Titans and monsters cause trouble once again in “Wrath of the Titans,” the sequel to the 2010 “Clash of the Titans.” Though there are plenty of creatures and giants, they make a mess of both Greece and the movie as they stumble on screen.

Perseus (Sam Worthington), the half-human, half-god son of Zeus (Liam Neeson), is content living the life of an ordinary mortal in a seaside village. But as the power of the gods wane, Hades (Ralph Fiennes) and Ares (Edgar Ramirez) betray the gods and capture Zeus to sacrifice him and unleash the titan Kronos from his prison in Tartarus. Before Kronos and the fiends of Tartarus unleash chaos on the world, Perseus must save his father and find the pieces to a mythical weapon.

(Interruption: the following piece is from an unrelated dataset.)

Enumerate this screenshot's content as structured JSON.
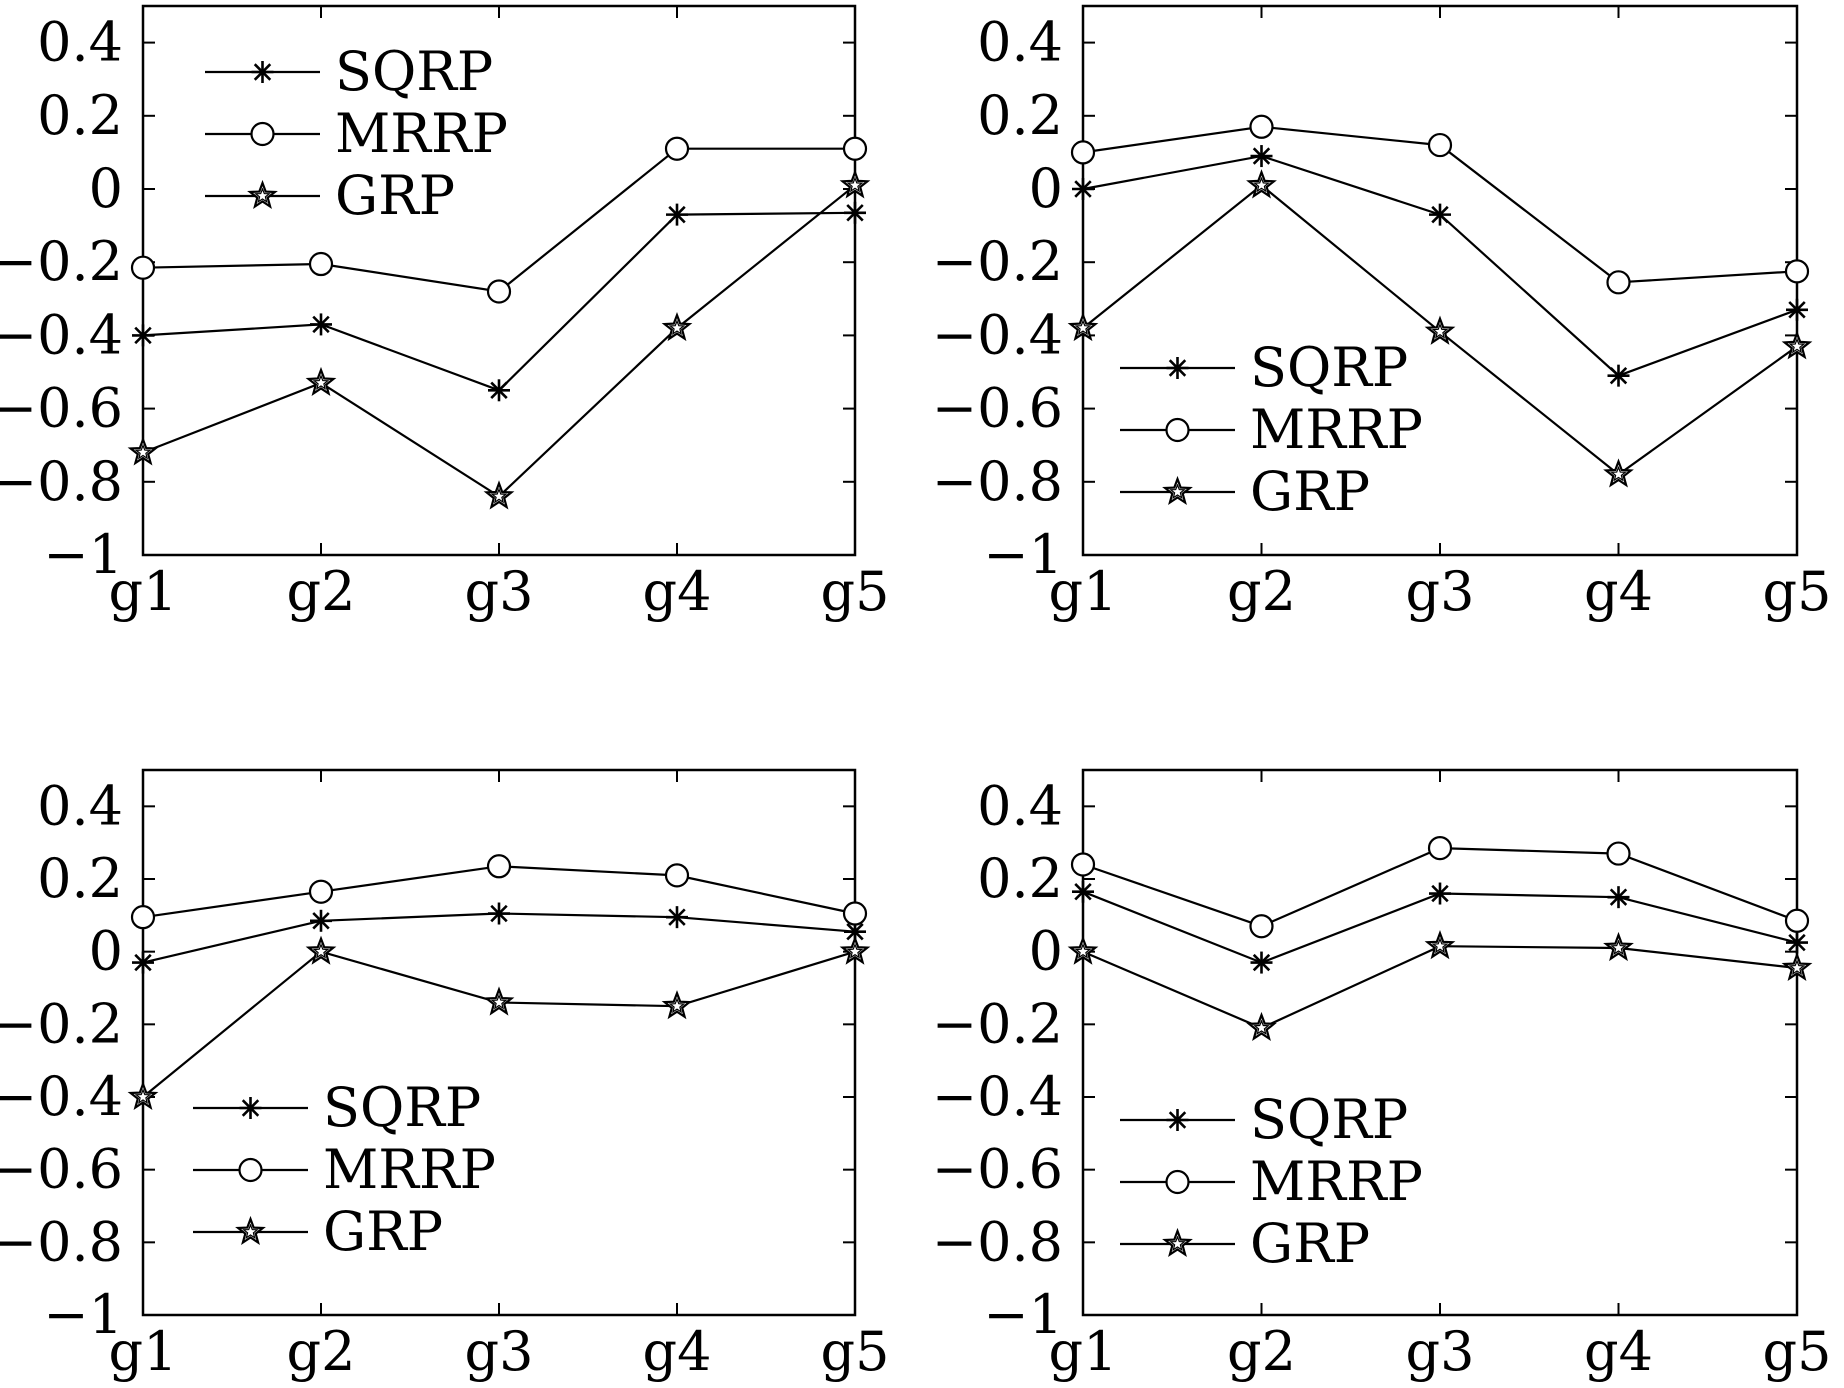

This movie is all about the action. After a brief reintroduction to the hero from the first film, “Wrath of the Titans,” the new movie jumps quickly from monster fight to monster fight with little time for any development. There is no time to map and savor the characters or the conflicts between them, which is the film’s main issue.

Except for a few quick lines explaining the back-story, exploration of the main characters is left by the wayside. The characters are all too busy fighting one another to reveal any substantial story behind them. Agenor (Toby Kebbell) is a rogue and son of Poseidon, but beyond that the audience learns hardly anything about him and just goes along with Perseus’ quest. This makes the performances not only shallow, but forced.

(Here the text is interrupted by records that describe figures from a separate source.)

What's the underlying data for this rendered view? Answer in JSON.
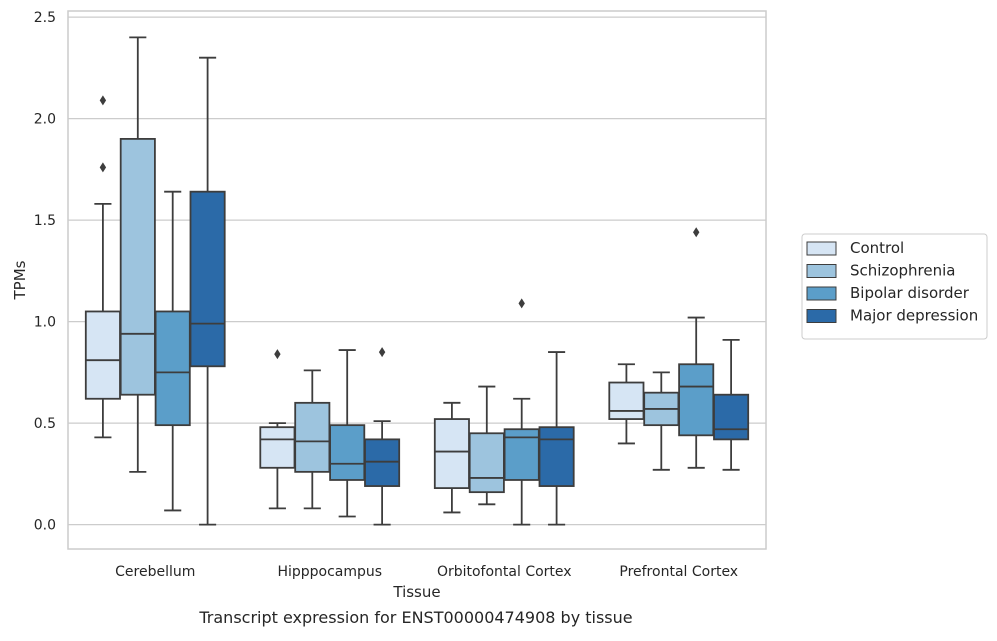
{
  "chart_data": {
    "type": "box",
    "xlabel": "Tissue",
    "ylabel": "TPMs",
    "caption": "Transcript expression for ENST00000474908 by tissue",
    "ylim": [
      -0.12,
      2.53
    ],
    "yticks": [
      0.0,
      0.5,
      1.0,
      1.5,
      2.0,
      2.5
    ],
    "ytick_labels": [
      "0.0",
      "0.5",
      "1.0",
      "1.5",
      "2.0",
      "2.5"
    ],
    "grid": "horizontal",
    "legend_position": "right",
    "categories": [
      "Cerebellum",
      "Hipppocampus",
      "Orbitofontal Cortex",
      "Prefrontal Cortex"
    ],
    "series": [
      {
        "name": "Control",
        "color": "#d6e5f4",
        "boxes": [
          {
            "whisker_low": 0.43,
            "q1": 0.62,
            "median": 0.81,
            "q3": 1.05,
            "whisker_high": 1.58,
            "outliers": [
              1.76,
              2.09
            ]
          },
          {
            "whisker_low": 0.08,
            "q1": 0.28,
            "median": 0.42,
            "q3": 0.48,
            "whisker_high": 0.5,
            "outliers": [
              0.84
            ]
          },
          {
            "whisker_low": 0.06,
            "q1": 0.18,
            "median": 0.36,
            "q3": 0.52,
            "whisker_high": 0.6,
            "outliers": []
          },
          {
            "whisker_low": 0.4,
            "q1": 0.52,
            "median": 0.56,
            "q3": 0.7,
            "whisker_high": 0.79,
            "outliers": []
          }
        ]
      },
      {
        "name": "Schizophrenia",
        "color": "#9dc4de",
        "boxes": [
          {
            "whisker_low": 0.26,
            "q1": 0.64,
            "median": 0.94,
            "q3": 1.9,
            "whisker_high": 2.4,
            "outliers": []
          },
          {
            "whisker_low": 0.08,
            "q1": 0.26,
            "median": 0.41,
            "q3": 0.6,
            "whisker_high": 0.76,
            "outliers": []
          },
          {
            "whisker_low": 0.1,
            "q1": 0.16,
            "median": 0.23,
            "q3": 0.45,
            "whisker_high": 0.68,
            "outliers": []
          },
          {
            "whisker_low": 0.27,
            "q1": 0.49,
            "median": 0.57,
            "q3": 0.65,
            "whisker_high": 0.75,
            "outliers": []
          }
        ]
      },
      {
        "name": "Bipolar disorder",
        "color": "#5b9ec9",
        "boxes": [
          {
            "whisker_low": 0.07,
            "q1": 0.49,
            "median": 0.75,
            "q3": 1.05,
            "whisker_high": 1.64,
            "outliers": []
          },
          {
            "whisker_low": 0.04,
            "q1": 0.22,
            "median": 0.3,
            "q3": 0.49,
            "whisker_high": 0.86,
            "outliers": []
          },
          {
            "whisker_low": 0.0,
            "q1": 0.22,
            "median": 0.43,
            "q3": 0.47,
            "whisker_high": 0.62,
            "outliers": [
              1.09
            ]
          },
          {
            "whisker_low": 0.28,
            "q1": 0.44,
            "median": 0.68,
            "q3": 0.79,
            "whisker_high": 1.02,
            "outliers": [
              1.44
            ]
          }
        ]
      },
      {
        "name": "Major depression",
        "color": "#2b6aa8",
        "boxes": [
          {
            "whisker_low": 0.0,
            "q1": 0.78,
            "median": 0.99,
            "q3": 1.64,
            "whisker_high": 2.3,
            "outliers": []
          },
          {
            "whisker_low": 0.0,
            "q1": 0.19,
            "median": 0.31,
            "q3": 0.42,
            "whisker_high": 0.51,
            "outliers": [
              0.85
            ]
          },
          {
            "whisker_low": 0.0,
            "q1": 0.19,
            "median": 0.42,
            "q3": 0.48,
            "whisker_high": 0.85,
            "outliers": []
          },
          {
            "whisker_low": 0.27,
            "q1": 0.42,
            "median": 0.47,
            "q3": 0.64,
            "whisker_high": 0.91,
            "outliers": []
          }
        ]
      }
    ]
  }
}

For the most part, the sets and locations of the film all have a very similar appearance to a dusty, desolate wasteland. The Greek buildings already look like battered ruins. So many locations have sandy ground and rocky ledges that it’s perplexing how any human can live there, let alone entire armies and civilizations. It does not matter whether the world is saved — the land is already bleak and barren after Kronos rampages through it.

The storyline of “Wrath of the
Titans” is essentially a carbon copy of its predecessor. Perseus starts out living an ordinary human life in both films, and he fights hideous humanoid monsters, a tragically flawed superhuman rival and a colossal monster in both as well. Perseus has to seek advice from mysterious mythical characters to find an ancient superweapon to defeat evil. It does not take long for the number of direct parallels between the two films to become tiring.

Some of the monsters, such as the stampeding Chimera or the monumentally large lava titan, Kronos, may look impressive, but others appear cheap or difficult to distinguish. The Minotaur especially is very hard to see in the dark depths of the labyrinth.

The fights against the monsters leave much to be desired. The sword work can feel very choppy and slow. Other fights are so poorly shot that it is difficult to discern just how Perseus got the chains around the Chimera’s neck or how many poorly animated CGI Cyclops are attacking the group.

Overall, “Wrath of the Titans” falters and falls short in its character and story development, and the fights and settings are dull. Like the powers of the Greek gods in the film, “Clash of the Titans” shows many sides of fading by its second installment.